Cryptorchidism or undescended testis (UDT) is the most common urological birth defect, occurring in 1 in 33 live male births. The most important reasons for surgical treatment of cryptorchidism include increased risks of testicular malignancy, infertility, testis torsion and/or inguinal hernia. The current standard of treatment for any UDT that fails to spontaneously descend by 6 months of age in the United States is orchidopexy (surgery to reposition the testis to the scrotum). Evaluation of UDT includes a thorough gestational history and a physical exam with a particular focus on noting the quality and position of the testes.
Neither the American Academy of Pediatrics (AAP) or the American Urologic Association (AUA) recommend the use of ultrasound (US) or any other imaging modalities for evaluation of cryptorchidism. Indeed, both suggest not obtaining imaging for UDT.
There are multiple factors that influence this recommendation, including accuracy of imaging, cost, availability of certain imaging modalities, rate of false positive, and need for anesthesia (for CT and MRI). While US is inexpensive, widely available, and does not require anesthesia, it is non-contributory in its routine use due to a low sensitivity (45%) and specificity (78%) in localizing the non-palpable testis. A prepubertal intraabdominal testis is typically not detected by US and maybe mistaken for a lymph node, which is similar in sonographic appearance. The ionizing radiation exposure and high costs associated with CT scan preclude its use. While MRI has a higher sensitivity and specificity for detection of intraabdominal testis, its use is deterred by high cost, limited availability and need for general anesthesia.
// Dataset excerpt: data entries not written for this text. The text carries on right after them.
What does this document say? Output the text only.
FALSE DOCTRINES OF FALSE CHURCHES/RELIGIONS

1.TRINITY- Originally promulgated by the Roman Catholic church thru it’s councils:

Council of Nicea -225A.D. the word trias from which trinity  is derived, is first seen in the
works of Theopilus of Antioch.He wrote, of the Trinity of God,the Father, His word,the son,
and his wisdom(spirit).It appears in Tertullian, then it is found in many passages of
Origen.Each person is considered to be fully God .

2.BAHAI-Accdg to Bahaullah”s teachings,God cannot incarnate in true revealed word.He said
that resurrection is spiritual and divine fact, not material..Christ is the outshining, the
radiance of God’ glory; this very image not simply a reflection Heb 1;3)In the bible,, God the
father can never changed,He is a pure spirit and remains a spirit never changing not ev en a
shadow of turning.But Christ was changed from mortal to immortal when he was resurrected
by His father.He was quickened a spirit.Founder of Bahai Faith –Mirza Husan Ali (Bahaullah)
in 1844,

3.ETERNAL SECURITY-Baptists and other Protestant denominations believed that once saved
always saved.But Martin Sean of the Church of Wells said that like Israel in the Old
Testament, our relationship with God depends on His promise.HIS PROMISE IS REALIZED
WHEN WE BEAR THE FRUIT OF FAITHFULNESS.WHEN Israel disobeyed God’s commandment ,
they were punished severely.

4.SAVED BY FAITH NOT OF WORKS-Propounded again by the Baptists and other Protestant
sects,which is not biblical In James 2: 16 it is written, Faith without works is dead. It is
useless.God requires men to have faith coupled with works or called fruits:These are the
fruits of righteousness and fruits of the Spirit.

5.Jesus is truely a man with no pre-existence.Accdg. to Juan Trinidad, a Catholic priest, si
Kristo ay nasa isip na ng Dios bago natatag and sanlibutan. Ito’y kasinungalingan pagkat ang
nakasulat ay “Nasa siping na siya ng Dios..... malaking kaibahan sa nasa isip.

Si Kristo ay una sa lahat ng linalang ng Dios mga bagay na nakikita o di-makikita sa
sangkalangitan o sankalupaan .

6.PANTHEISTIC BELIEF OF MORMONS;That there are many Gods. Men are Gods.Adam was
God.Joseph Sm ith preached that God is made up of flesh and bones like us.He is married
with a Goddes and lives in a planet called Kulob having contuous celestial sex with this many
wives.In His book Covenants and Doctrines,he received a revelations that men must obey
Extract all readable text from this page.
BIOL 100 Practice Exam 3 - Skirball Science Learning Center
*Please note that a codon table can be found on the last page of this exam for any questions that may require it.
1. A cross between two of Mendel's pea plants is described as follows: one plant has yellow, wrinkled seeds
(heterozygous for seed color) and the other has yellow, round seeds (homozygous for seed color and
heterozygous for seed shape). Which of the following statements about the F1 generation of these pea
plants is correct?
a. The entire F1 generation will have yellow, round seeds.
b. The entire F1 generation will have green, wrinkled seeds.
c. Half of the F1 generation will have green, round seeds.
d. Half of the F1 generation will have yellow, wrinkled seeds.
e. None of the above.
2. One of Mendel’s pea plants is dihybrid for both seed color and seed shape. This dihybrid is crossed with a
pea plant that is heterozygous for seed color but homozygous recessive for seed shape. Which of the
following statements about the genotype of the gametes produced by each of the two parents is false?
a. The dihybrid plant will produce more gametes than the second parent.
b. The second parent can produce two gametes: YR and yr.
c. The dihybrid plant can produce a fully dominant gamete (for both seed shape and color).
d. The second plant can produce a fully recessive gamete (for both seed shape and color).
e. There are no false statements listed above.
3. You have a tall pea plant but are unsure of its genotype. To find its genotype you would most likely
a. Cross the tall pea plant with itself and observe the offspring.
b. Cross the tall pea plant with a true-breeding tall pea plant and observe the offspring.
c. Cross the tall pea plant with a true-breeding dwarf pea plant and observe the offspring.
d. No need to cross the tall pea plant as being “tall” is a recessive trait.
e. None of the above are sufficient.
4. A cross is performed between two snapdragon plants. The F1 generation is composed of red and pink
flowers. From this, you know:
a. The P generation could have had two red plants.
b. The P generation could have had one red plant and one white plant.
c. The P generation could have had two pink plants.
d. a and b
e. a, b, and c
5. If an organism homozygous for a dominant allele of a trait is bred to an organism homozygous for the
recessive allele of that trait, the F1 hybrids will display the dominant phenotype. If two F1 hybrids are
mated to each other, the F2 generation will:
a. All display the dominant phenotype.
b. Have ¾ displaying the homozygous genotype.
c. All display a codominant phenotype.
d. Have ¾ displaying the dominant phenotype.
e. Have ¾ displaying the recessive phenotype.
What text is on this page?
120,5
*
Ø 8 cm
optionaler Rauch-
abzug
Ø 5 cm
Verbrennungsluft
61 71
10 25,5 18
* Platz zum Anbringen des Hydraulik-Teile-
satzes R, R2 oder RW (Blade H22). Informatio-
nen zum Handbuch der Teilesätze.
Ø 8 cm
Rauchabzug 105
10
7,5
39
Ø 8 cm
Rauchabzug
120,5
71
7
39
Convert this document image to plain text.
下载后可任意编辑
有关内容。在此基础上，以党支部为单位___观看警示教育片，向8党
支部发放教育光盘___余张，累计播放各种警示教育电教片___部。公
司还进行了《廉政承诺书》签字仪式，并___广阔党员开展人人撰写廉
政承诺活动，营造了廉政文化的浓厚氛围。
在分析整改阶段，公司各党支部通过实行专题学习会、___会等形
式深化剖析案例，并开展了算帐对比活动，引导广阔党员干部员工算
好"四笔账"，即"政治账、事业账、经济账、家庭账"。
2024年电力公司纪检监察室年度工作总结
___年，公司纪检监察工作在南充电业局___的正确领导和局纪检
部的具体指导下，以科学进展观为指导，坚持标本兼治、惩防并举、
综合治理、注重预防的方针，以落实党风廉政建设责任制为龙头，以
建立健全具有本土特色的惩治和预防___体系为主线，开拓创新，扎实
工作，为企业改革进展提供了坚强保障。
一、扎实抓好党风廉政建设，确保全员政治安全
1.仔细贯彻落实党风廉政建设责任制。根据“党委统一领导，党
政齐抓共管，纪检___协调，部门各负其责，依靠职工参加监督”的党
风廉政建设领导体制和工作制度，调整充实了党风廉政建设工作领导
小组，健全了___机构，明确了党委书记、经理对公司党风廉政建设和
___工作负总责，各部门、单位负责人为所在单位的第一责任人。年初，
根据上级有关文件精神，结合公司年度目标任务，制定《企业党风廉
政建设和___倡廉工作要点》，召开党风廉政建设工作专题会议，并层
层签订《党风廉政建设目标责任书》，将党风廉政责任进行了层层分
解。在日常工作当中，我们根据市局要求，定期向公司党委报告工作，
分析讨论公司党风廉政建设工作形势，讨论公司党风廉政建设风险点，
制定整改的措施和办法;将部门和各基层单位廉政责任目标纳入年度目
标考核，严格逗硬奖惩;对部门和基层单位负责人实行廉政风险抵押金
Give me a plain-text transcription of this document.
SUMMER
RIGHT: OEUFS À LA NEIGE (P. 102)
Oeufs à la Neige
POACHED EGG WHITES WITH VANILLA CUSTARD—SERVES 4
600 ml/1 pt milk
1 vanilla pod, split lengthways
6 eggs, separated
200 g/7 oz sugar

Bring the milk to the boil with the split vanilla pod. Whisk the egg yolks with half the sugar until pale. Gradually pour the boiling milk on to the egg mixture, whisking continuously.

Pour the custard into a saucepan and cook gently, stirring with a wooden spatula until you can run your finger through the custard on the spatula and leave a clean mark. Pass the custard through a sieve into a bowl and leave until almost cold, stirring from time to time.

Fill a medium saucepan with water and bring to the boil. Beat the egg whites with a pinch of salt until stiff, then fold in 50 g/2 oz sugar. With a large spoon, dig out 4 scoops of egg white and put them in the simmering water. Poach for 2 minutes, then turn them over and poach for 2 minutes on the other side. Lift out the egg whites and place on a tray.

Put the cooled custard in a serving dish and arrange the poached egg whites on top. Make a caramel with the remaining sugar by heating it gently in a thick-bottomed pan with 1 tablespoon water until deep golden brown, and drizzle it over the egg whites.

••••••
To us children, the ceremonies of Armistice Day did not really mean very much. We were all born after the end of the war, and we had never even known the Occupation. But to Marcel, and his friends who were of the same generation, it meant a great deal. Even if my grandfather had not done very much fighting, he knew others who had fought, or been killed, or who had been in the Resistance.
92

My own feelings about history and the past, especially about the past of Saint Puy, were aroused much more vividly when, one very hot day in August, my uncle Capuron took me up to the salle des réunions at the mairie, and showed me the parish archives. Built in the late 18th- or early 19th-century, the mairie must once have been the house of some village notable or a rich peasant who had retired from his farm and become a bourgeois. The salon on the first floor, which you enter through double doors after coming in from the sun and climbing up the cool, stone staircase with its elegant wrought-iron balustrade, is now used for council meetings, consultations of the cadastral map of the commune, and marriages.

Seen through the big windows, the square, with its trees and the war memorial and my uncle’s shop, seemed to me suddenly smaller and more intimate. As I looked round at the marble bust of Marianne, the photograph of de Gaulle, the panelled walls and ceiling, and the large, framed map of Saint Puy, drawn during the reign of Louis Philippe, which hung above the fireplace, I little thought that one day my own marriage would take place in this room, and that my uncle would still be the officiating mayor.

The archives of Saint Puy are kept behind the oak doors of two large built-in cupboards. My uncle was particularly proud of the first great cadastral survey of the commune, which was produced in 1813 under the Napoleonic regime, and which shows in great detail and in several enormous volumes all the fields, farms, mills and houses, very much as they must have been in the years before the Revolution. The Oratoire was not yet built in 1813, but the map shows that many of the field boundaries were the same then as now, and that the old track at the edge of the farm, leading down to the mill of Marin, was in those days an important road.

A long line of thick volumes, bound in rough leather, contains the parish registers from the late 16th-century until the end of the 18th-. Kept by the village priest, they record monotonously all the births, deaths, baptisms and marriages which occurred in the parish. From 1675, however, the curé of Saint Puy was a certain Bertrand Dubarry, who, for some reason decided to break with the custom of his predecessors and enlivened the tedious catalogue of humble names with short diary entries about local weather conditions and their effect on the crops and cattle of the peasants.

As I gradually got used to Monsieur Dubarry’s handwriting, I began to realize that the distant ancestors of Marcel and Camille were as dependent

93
Currently, no radiological test can be used to definitively conclude that a testis is absent.
Hence, surgery in the form of diagnostic laparoscopy or open exploration is required for all non-palpable unilateral and many bilateral UDT patients. Accordingly, regardless of preoperative radiologic findings, these studies rarely assist in clinical decision making and may lead to misleading information (such as absence when actually present or vice versa).
Primary Care Providers who are concerned about a potential diagnosis of undescended testicle should consider referral to urology or surgery for further evaluation.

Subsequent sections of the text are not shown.